Hello everyone and happy holidays!
I’m interested in photovoltaic panels, it’s the future and all!
But with the subsidiaries and the general enshittification of search engines, all search results about photovoltaics leads to sites with wildly misleading information, IMO.
I don’t care about a 3kWc system with installation. What even is a kWc (I know what it is) and why is nobody explaining how much power the panels would typically yield instead? Per month? During the day?
I guess it is less selling if your installation is generating near nothing in December when you need it the most?
Okay sorry, rant off. My question is, where can I find reliable information about how much panels generate every month, during the day?

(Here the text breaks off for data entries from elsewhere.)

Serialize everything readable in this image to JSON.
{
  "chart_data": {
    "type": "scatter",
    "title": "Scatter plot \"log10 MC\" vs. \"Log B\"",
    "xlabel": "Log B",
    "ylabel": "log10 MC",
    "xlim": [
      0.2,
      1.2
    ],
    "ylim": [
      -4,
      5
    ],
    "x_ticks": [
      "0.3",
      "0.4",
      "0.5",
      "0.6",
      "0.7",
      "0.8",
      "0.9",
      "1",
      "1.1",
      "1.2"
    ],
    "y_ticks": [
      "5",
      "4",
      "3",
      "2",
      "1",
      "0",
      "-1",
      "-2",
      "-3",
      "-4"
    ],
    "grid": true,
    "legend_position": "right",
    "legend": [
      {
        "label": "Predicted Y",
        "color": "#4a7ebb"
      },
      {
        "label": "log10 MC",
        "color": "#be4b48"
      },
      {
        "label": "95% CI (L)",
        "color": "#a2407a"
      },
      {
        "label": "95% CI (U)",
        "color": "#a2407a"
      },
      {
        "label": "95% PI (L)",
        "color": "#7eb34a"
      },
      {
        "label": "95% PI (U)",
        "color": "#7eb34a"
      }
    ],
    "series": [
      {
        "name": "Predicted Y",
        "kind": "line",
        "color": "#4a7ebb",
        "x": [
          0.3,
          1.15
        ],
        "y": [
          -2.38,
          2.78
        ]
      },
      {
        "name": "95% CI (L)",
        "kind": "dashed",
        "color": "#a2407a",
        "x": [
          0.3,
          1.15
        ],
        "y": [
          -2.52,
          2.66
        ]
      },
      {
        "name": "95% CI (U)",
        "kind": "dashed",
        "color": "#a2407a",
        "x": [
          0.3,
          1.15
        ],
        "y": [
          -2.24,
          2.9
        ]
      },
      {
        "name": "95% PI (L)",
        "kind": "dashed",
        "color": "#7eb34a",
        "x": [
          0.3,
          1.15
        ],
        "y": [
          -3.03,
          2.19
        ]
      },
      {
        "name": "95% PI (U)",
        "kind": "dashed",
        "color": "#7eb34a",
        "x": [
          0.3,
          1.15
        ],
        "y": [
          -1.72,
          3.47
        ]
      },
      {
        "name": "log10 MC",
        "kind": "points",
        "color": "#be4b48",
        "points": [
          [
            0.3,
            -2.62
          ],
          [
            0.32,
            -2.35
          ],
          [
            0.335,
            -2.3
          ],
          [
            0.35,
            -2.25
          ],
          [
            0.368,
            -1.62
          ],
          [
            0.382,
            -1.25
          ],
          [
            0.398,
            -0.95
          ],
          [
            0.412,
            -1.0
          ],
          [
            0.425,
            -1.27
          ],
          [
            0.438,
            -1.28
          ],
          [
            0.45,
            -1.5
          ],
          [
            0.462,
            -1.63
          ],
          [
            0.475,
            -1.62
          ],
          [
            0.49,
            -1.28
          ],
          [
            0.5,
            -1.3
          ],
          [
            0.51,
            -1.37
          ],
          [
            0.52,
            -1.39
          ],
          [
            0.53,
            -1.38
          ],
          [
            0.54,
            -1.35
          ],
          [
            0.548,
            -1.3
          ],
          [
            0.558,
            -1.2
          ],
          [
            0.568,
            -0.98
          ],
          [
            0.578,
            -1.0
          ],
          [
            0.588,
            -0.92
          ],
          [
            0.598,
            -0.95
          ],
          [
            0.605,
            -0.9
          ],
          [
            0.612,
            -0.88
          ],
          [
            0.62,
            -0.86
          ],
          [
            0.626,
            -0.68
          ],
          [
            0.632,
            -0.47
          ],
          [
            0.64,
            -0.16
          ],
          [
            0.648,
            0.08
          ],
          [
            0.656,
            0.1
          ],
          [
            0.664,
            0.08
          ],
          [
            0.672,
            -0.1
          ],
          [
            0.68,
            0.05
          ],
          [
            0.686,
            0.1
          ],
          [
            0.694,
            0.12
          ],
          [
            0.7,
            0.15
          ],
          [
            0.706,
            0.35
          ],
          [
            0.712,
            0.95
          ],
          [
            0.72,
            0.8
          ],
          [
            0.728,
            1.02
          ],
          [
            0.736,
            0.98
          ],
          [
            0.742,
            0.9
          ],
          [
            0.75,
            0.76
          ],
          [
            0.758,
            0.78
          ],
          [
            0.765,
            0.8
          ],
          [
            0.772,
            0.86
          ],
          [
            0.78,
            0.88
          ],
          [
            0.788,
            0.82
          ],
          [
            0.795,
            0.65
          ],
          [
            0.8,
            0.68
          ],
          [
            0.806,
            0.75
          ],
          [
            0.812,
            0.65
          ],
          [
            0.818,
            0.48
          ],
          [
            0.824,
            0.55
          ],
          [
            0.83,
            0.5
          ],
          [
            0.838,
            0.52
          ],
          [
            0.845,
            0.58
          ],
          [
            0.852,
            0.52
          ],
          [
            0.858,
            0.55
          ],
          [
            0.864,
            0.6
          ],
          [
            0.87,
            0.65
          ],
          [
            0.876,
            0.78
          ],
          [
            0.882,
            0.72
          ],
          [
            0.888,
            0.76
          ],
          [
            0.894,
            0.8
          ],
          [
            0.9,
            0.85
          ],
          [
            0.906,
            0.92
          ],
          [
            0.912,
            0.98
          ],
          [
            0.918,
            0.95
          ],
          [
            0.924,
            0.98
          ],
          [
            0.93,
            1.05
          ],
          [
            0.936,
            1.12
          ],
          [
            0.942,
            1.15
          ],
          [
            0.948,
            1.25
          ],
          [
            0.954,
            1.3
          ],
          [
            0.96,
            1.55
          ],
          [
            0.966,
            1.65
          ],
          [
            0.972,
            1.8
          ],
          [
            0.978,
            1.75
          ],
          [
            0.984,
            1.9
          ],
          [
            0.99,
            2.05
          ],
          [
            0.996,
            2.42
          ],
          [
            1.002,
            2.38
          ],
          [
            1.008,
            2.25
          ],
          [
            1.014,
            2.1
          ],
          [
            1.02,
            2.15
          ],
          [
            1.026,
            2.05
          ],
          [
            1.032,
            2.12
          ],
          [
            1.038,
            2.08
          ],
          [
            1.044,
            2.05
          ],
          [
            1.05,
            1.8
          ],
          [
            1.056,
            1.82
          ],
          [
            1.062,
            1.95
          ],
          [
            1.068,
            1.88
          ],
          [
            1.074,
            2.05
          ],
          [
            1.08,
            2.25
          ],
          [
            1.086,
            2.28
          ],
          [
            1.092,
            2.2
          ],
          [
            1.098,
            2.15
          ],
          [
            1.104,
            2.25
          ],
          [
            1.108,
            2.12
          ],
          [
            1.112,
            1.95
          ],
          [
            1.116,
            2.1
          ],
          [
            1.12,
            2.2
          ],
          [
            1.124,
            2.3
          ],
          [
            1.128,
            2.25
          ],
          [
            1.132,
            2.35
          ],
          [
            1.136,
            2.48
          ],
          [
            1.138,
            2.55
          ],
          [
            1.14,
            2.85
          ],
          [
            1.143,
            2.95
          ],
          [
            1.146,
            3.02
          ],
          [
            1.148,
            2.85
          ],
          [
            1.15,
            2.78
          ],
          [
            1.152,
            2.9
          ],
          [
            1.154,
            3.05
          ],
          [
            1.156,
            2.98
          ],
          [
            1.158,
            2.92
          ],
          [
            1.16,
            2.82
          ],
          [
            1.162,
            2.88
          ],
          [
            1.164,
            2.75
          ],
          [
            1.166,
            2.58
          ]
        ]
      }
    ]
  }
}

I know places have more or less sun, but that’s quite easy to figure out if you have the numbers for any place.
🌞
Edit: I don’t need a web calculator for how many panels I need. I’d like to know roughly how many watt a typical panel produces a specific day (or better hour) in the year.
Edit2: I am not looking for how to install or calculate a typical solar panel setup. I’m looking for the typical real world output of solar panels around the day and year.
Edit3: got my information, thanks [email protected] ! You all can now continue explaining how many panels a home needs or what a kwh is, Merry Christmas to you all!
It’s very circumstantial, slope and orientation make a big difference. so it has to be a calculator where you put in specific information.
I think this does it: https://pvgis.com/
There’d nbe loads of others. I’d expect most reputable solar installers aimed at residential to have calculators, or recommend one as part of the planning process. Maybe with localised assumptions. There’s one from a govt funded body in my country that makes cost and price assumptions too tand gives a ‘return on investment’ guess.
Wow that’s kind of technical :-) but monthly irradiation is accessible!
Edit: according to those figures a 1m²@20% panel would yield 55w averaged out on 24h, in the summer, and 14w/m² in December.
That’s numbers I can work with, thanks!
The solar atlas is another good starting point for making these calculations. Just by looking at the map, you can easily see how location makes a big difference. Solar power in Spain will be pretty good, while in Germany it’s a bit meh. If you’re in Scotland or Norway, solar power will be even worse. Well, you can always compensate by buying more panels, but that’s not great either.
The actual output is also greatly influenced by quite a few variables, like angle, and efficiency of the panel. As the panel ages, the efficiency goes down. Also, higher temperatures decrease the efficiency of the panel, so the burning hot panels in Libya might not produce as much as you thought based on the solar irradiance map. In other words, it’s complicated.
Check out this: https://globalsolaratlas.info/map
Be sure to check out the details, it has the exact specs for your location.
That’s a neat tool. But it’s giving me a slightly confusing result. I have a solar installation and I’ve plugged in the details so far as I know them, just to see if I’m producing about what I “should” be. The peak production month is about right, but the minimal production month is only estimated to be like 25% less than that. My system has more like 50-60% drop, and some quick googling suggests that’s about normal.
Any thoughts on why this tool suggests a much smaller drop?
No idea. The ‘typical meterological year’ is likely smooth some extremes - that will likely have less variance than any actual year. Maybe the geographical resolution is poor leading to more averaging. But that sounds a bit large of a difference to be just that. Was the total annual production way out?
Check some other tools , maybe a local one - another one might have better data on some things. Some consensus of several estimates might be better than relying on one calculator only.